But love is blind and you soon will find that you’re just a boy again.

April 14, 2009

Continuing on with Ronnie Lane month here at “Ain’t Superstitious, But These Things I’ve Seen…” I thought it would be appropriate this week to take a look at some covers other artists have done of Ronnie songs, since we already dipped into some of the covers he took on in his lifetime (which are gone now, ah see — sticking to that 10-day rule. Gotta keep up!)

It’s my personal opinion that any artist worth their salt should be able to do a Ronnie cover, but the funny thing is that even as simple as his songs are, it’s impossible to better the original versions of Ronnie’s songs. His songs were just perfect in his hands, and while everyone should and will try them (like Beatles songs), they never will better them (like Beatles songs).

Nevertheless, here are a few cool tries.


They're just pointing out who the man is. That's all.

They're just pointing out who the man is. That's all.



Golden Smog – Glad and Sorry
You can all debate whether this was a supergroup or just a cool get together of some high profile names (at the time and now), including Wilco’s Jeff Tweedy, Soul Asylum’s Dan Murphy and the Jayhawks’ Gary Louris and Marc Perlman, but they made some pretty cool music together, and this was pulled from their debut album together, 1995’s Down by the Old Mainstream. It’s one of only two covers on the album, and while it rolls along at a relaxed pace and with nice guitar work, it’s still not a patch on the Faces’ version from 1973’s Ooh La La where Ronnie harmonized with Ronnie Wood and Ian McLagan laid down one of the finest simple piano lines ever committed to acetate. 

Idha – Ooh La La
Andy Bell’s ex-wife is getting some decent mileage on this blog all of the sudden, but not without good reason — she has a pretty good voice and obviously some exquisite taste in tunes. This is culled from her 1994 EP A Woman in a Man’s World, in which she does a lot of acoustic-led covers of male-penned songs. This is a fun song for anyone to play and/or sing, but considering she doesn’t change the lyrics, it gives the song a funny feeling in that, well, a woman’s singing it. Because, as my late friend Brian once said, the whole reason this song is so great is “because it’s just about how women f*ck with you your whole life.”  

Ocean Colour Scene – The Poacher
Arguably Britain’s most prominent Mod band in the late 1990s, the Birmingham quartet laid down an acoustic version of this solo Ronnie classic for the BBC, which can be now found on The BBC Sessions.
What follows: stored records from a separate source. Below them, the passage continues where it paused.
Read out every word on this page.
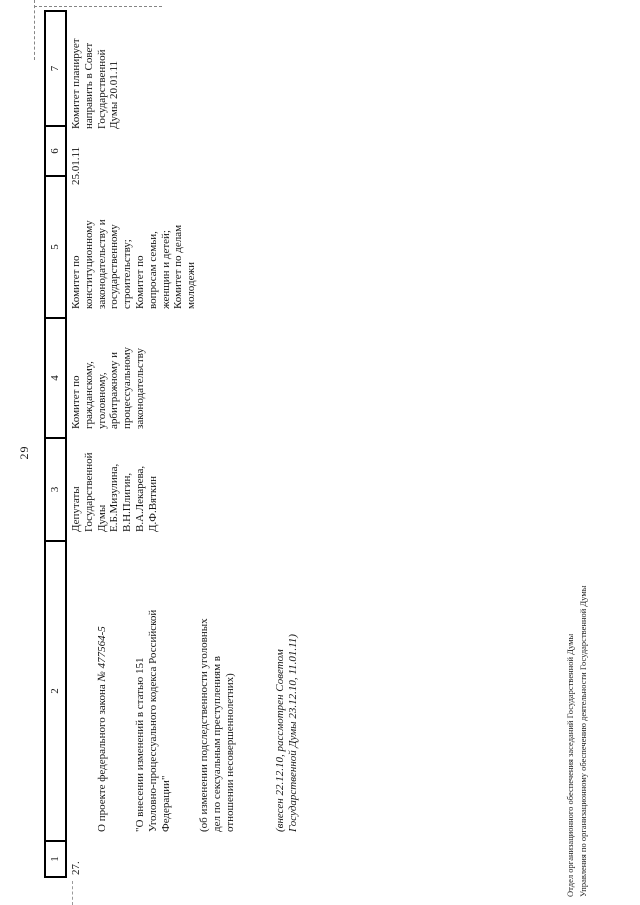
29
1
2
3
4
5
6
7
27.

О проекте федерального закона № 477564-5

"О внесении изменений в статью 151
Уголовно-процессуального кодекса Российской
Федерации"

(об изменении подследственности уголовных
дел по сексуальным преступлениям в
отношении несовершеннолетних)

(внесен 22.12.10, рассмотрен Советом
Государственной Думы 23.12.10, 11.01.11)

Депутаты
Государственной
Думы
Е.Б.Мизулина,
В.Н.Плигин,
В.А.Лекарева,
Д.Ф.Вяткин
Комитет по
гражданскому,
уголовному,
арбитражному и
процессуальному
законодательству
Комитет по
конституционному
законодательству и
государственному
строительству;
Комитет по
вопросам семьи,
женщин и детей;
Комитет по делам
молодежи
25.01.11
Комитет планирует
направить в Совет
Государственной
Думы 20.01.11
Отдел организационного обеспечения заседаний Государственной Думы Управления по организационному обеспечению деятельности Государственной Думы
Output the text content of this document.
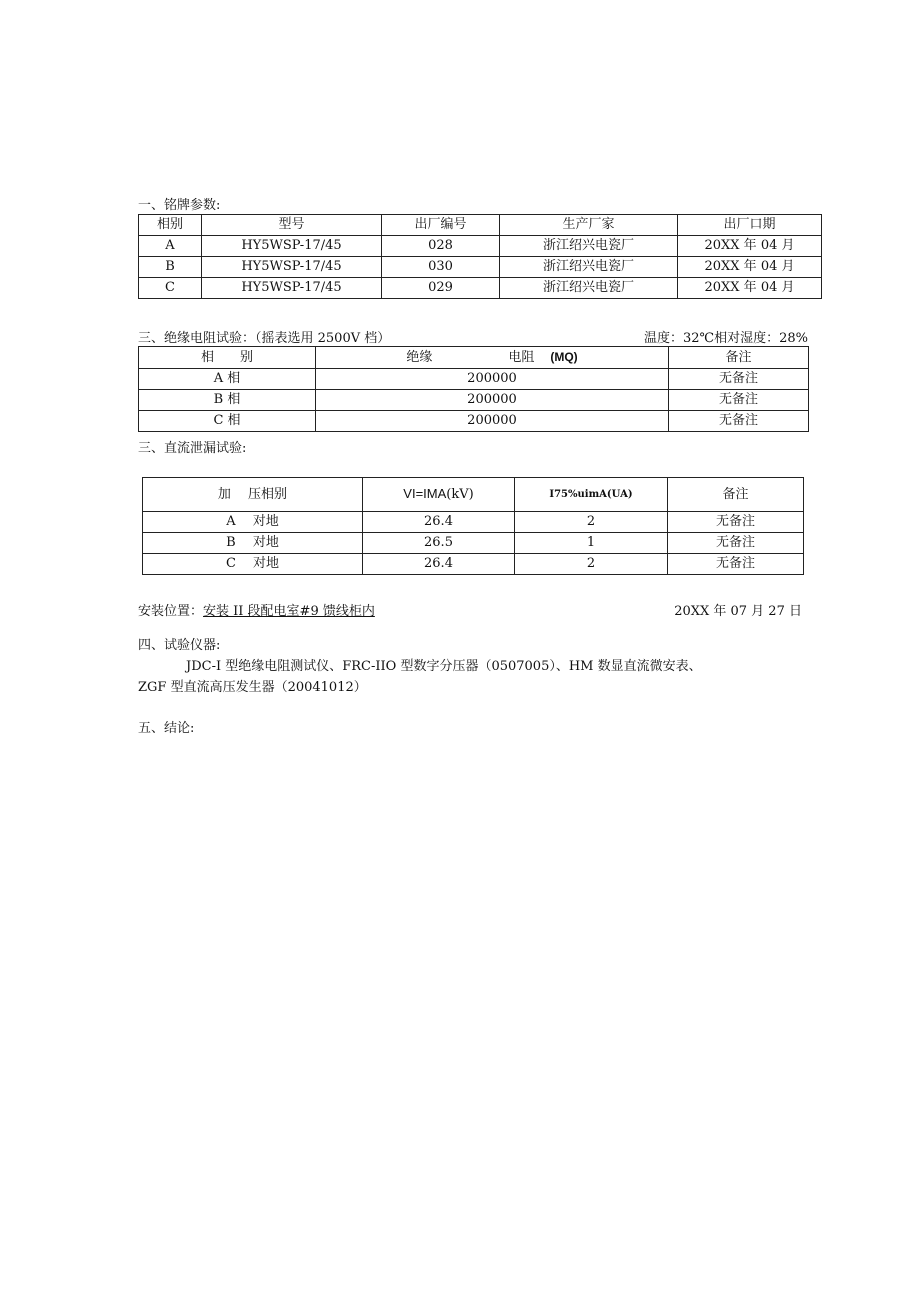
一、铭牌参数:
相别	型号	出厂编号	生产厂家	出厂口期
A	HY5WSP-17/45	028	浙江绍兴电瓷厂	20XX 年 04 月
B	HY5WSP-17/45	030	浙江绍兴电瓷厂	20XX 年 04 月
C	HY5WSP-17/45	029	浙江绍兴电瓷厂	20XX 年 04 月
三、绝缘电阻试验：（摇表选用 2500V 档）	温度：32℃相对湿度：28%
相　　别	绝缘 电阻 (MQ)	备注
A 相	200000	无备注
B 相	200000	无备注
C 相	200000	无备注
三、直流泄漏试验:
加　 压相别	VI=IMA(kV)	I75%uimA(UA)	备注
A　 对地	26.4	2	无备注
B　 对地	26.5	1	无备注
C　 对地	26.4	2	无备注
安装位置：安装 II 段配电室#9 馈线柜内	20XX 年 07 月 27 日
四、试验仪器:
JDC-I 型绝缘电阻测试仪、FRC-IIO 型数字分压器（0507005）、HM 数显直流微安表、
ZGF 型直流高压发生器（20041012）
五、结论:
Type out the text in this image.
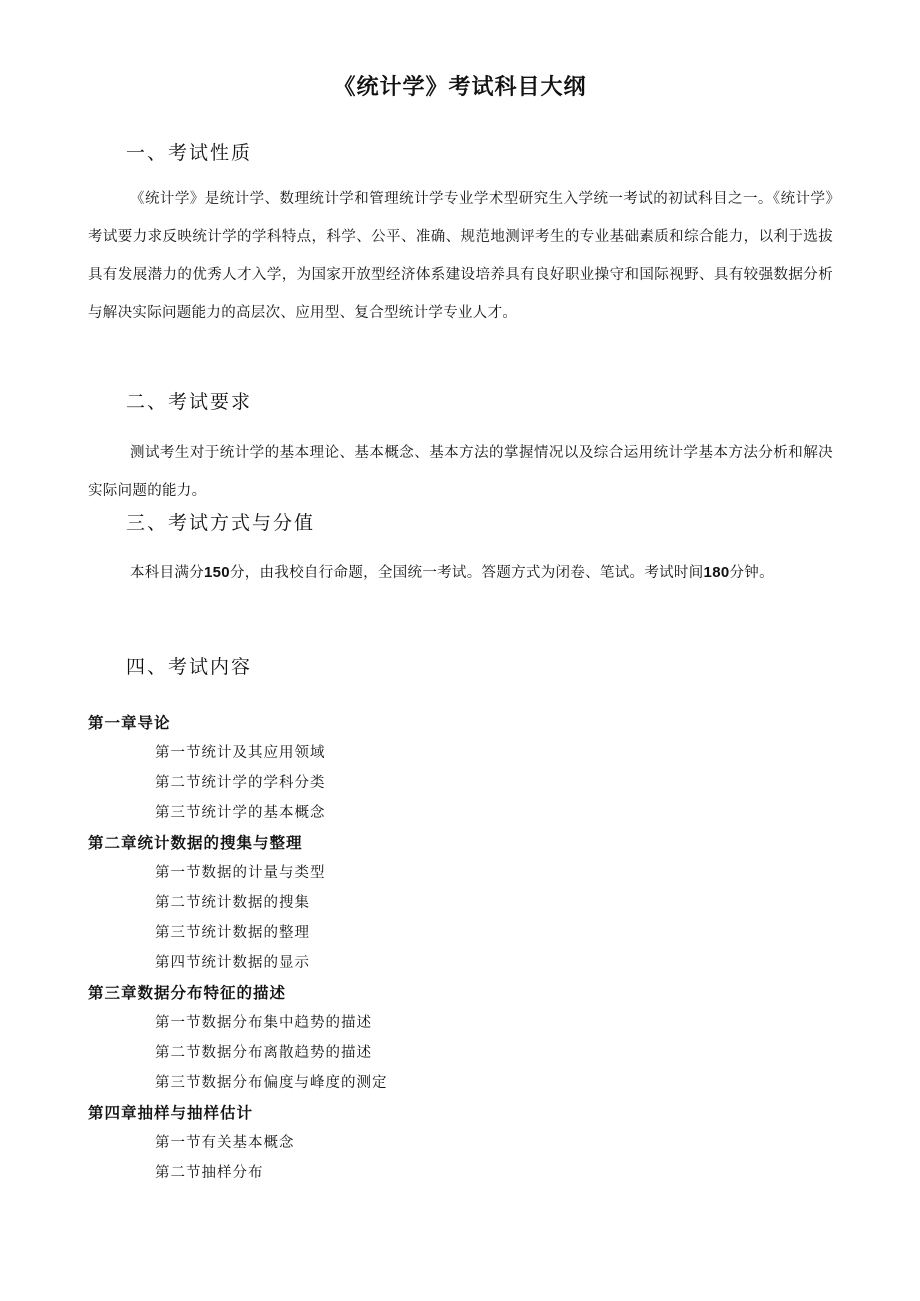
《统计学》考试科目大纲
一、考试性质
《统计学》是统计学、数理统计学和管理统计学专业学术型研究生入学统一考试的初试科目之一。《统计学》考试要力求反映统计学的学科特点，科学、公平、准确、规范地测评考生的专业基础素质和综合能力，以利于选拔具有发展潜力的优秀人才入学，为国家开放型经济体系建设培养具有良好职业操守和国际视野、具有较强数据分析与解决实际问题能力的高层次、应用型、复合型统计学专业人才。
二、考试要求
测试考生对于统计学的基本理论、基本概念、基本方法的掌握情况以及综合运用统计学基本方法分析和解决实际问题的能力。
三、考试方式与分值
本科目满分150分，由我校自行命题，全国统一考试。答题方式为闭卷、笔试。考试时间180分钟。
四、考试内容
第一章导论
第一节统计及其应用领域
第二节统计学的学科分类
第三节统计学的基本概念
第二章统计数据的搜集与整理
第一节数据的计量与类型
第二节统计数据的搜集
第三节统计数据的整理
第四节统计数据的显示
第三章数据分布特征的描述
第一节数据分布集中趋势的描述
第二节数据分布离散趋势的描述
第三节数据分布偏度与峰度的测定
第四章抽样与抽样估计
第一节有关基本概念
第二节抽样分布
Lead guitarist Steve Cradock got his first proper vocal debut on OCS’ last album, On the Leyline with the track “These Days I’m Tired” and also issued a beautifully understated record, The Kundalini Target, earlier this year, but this is pretty cool because he takes lead vocals here for what might be the first time in an Ocean Colour Scene song (I’m hard pressed to think of an earlier example at the moment). The band were also known to tear up Ronnie’s Small Faces classic “Song of a Baker” at several gigs in the 1990s.